The excretory system of these animals is well-developed and is called protonephredia. Protonephredia comprises a network of tubules within the animal's body tissues. One end of the tubule extends into an exterior pore on the surface of the body, while the other end leads into spherical structure called flame cells. These flame cells possess long cilia which carry out a beating function. When the cilia beats, it gives the flame cells an appearance of a flickering candle and this is where the cells get their name. Excess water and body wastes enter the flame cells, are pushed into the tubules by the movement of cilia and thrown out of the body from the pore on the surface.
The control or regulation of water balance and ion levels in the body is termed as osmoregulation. Platyhelminthes animals live in the environment with high concentrations of dissolved materials. All animals have to maintain the concentration of dissolved substances at a constant level. These animals let their body tissues have the same concentration level as that of the environment with the help of protonephredia network.
Nervous System marked at the head region is of the primitive type. It comprises pair of anterior ganglia or a nerve ring connected to 1-3 pairs of longitudinal nerve chords with transverse commissures. These ganglia serve as the brain.
These animals can reproduce asexually and as well as sexually. They can reproduce asexually by transversal bipartition due to their ability to regenerate their tissues. They attach themselves to a substrate and induce a constriction in the body's mid region and get divided into two parts. The two divided body parts can regenerate into two different animal individuals. These animals are mostly hermaphrodite, that is both female and male reproductive organs are situated in one animal itself.

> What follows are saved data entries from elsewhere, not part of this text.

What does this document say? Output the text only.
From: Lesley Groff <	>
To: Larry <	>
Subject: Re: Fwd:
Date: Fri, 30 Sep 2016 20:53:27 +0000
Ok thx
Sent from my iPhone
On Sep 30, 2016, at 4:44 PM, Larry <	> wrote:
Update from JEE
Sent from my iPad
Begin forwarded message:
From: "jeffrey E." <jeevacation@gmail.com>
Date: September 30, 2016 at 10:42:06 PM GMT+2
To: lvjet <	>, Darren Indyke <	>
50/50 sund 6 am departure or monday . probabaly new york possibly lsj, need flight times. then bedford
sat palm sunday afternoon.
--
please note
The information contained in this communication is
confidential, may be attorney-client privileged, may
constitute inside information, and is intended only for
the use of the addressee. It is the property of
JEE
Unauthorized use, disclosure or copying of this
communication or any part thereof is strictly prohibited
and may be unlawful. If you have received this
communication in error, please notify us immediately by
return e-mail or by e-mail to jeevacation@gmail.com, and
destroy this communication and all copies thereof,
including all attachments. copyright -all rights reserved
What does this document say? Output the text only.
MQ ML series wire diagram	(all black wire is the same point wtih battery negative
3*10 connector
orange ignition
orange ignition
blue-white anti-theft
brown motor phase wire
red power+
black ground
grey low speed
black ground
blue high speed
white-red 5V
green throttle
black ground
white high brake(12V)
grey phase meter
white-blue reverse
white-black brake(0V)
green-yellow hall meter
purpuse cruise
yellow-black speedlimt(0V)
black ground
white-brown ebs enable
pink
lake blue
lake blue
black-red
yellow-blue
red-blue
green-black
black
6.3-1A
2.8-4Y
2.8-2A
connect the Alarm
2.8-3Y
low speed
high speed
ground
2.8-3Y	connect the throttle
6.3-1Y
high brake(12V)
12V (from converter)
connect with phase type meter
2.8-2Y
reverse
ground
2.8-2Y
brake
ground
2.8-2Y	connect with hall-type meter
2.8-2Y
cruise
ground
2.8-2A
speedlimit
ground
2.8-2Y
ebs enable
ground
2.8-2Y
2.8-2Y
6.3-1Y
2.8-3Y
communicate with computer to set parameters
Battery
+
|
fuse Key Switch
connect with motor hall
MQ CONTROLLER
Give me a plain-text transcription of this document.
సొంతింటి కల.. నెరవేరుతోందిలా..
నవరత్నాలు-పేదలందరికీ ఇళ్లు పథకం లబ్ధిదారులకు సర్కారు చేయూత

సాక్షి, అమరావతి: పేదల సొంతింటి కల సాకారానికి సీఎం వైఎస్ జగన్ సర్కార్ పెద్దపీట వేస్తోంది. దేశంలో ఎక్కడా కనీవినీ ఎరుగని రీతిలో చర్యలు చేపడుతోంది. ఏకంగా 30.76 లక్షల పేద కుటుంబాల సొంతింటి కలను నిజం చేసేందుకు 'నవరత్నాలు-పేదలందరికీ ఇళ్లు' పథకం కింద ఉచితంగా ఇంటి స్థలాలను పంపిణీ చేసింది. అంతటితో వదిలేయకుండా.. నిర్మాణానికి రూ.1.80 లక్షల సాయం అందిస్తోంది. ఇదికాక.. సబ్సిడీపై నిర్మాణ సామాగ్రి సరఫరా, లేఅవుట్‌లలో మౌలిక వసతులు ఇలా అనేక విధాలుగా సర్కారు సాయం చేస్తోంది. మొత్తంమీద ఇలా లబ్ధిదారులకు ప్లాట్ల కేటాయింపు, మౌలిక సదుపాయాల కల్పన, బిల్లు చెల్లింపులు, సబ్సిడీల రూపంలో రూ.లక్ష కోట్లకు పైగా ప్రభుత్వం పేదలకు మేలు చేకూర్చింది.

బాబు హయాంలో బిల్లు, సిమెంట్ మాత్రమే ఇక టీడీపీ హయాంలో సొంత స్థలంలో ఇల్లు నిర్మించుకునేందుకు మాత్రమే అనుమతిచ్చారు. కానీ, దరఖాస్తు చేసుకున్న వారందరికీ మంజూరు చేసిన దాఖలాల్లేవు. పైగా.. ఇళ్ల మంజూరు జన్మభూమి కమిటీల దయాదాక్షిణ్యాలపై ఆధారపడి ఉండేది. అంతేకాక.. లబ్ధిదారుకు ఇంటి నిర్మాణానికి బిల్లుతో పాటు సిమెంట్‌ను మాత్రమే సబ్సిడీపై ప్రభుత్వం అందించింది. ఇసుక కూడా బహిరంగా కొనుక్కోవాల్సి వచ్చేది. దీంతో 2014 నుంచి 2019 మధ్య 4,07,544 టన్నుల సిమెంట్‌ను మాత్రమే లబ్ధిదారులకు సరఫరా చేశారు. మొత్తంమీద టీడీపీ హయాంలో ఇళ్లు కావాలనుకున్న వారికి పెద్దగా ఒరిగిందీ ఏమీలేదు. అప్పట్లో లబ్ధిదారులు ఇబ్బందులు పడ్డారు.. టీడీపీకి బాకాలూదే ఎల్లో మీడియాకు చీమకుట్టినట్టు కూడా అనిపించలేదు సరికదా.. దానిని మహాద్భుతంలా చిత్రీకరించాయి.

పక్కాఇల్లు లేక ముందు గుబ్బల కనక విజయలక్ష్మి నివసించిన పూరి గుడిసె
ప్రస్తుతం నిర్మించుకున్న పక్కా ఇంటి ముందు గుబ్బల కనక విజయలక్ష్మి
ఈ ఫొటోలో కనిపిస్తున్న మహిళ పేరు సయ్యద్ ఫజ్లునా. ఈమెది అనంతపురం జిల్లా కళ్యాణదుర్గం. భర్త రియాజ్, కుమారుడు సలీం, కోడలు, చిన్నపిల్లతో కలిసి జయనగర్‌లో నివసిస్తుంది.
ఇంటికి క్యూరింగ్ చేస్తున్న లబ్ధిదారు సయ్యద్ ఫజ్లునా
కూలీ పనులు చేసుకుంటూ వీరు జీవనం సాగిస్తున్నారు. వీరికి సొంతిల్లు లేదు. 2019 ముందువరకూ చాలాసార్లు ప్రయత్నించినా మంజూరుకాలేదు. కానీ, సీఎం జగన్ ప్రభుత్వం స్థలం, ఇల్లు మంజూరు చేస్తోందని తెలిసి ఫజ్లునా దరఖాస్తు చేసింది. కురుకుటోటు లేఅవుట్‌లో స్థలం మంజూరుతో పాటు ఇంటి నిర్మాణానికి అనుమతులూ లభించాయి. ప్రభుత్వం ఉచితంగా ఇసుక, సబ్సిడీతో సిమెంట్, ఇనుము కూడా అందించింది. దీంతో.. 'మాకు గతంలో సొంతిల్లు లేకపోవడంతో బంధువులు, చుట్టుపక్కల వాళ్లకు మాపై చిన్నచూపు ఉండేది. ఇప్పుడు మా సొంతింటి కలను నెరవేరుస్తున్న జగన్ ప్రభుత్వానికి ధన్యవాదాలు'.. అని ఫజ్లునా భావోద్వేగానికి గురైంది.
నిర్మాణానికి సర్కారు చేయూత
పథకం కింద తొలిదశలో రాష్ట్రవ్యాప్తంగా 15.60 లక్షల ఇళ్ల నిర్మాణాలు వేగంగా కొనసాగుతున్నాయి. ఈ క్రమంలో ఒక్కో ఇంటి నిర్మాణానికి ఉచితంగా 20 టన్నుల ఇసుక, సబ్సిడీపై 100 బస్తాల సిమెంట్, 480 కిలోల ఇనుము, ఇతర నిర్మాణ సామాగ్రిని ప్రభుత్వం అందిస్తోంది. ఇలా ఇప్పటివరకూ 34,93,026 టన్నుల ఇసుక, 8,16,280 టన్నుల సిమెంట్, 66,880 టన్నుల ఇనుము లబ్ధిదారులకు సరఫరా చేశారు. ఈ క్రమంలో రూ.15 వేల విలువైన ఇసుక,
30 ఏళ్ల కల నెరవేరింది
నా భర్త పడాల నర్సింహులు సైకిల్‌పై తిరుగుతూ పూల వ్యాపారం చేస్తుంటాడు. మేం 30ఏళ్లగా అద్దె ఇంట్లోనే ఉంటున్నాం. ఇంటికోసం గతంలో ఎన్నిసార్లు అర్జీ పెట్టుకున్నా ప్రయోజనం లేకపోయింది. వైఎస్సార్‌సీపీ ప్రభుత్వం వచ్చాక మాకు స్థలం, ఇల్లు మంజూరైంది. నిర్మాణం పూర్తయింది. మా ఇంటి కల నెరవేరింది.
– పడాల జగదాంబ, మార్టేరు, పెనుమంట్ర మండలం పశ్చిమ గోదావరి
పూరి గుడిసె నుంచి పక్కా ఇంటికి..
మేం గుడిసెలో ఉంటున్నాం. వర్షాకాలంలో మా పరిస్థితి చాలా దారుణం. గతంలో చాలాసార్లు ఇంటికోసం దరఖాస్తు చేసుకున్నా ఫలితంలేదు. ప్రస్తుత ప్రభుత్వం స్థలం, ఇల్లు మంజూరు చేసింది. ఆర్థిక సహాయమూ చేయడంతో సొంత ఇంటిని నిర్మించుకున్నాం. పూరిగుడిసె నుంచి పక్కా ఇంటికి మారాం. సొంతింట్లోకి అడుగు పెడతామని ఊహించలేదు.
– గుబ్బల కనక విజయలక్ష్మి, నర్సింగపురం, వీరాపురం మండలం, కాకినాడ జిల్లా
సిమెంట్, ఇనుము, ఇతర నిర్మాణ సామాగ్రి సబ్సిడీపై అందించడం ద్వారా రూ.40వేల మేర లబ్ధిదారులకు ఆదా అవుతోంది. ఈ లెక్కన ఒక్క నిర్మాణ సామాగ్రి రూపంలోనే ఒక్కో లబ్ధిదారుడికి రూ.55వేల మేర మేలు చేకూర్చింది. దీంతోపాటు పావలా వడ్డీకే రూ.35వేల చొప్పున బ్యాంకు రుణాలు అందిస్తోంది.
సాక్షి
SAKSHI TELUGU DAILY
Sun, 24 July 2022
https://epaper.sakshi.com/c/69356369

Rarely animals with separate sex are found. Reproductive organs are highly developed. Self-fertilization (fusion of male and female gametes from the same animal) as well as cross fertilization (fusion of male and female gametes from different animals of the same species) is seen. The development is mostly direct, which means that the development does not include larval stage formation.
Some of the terrestrial and free living marine animals of this phylum are beautiful; however, most of them are unattractive to humans. A large number of these parasitic species infect man and cattle and some can even be fatal if not treated. The main diseases caused by the species of this phylum are schistosomiasis, tapeworm disease (cestodiasis) and cysticercosis. However, the good news is that mostly all diseases caused by these worms can be treated by modern medicines.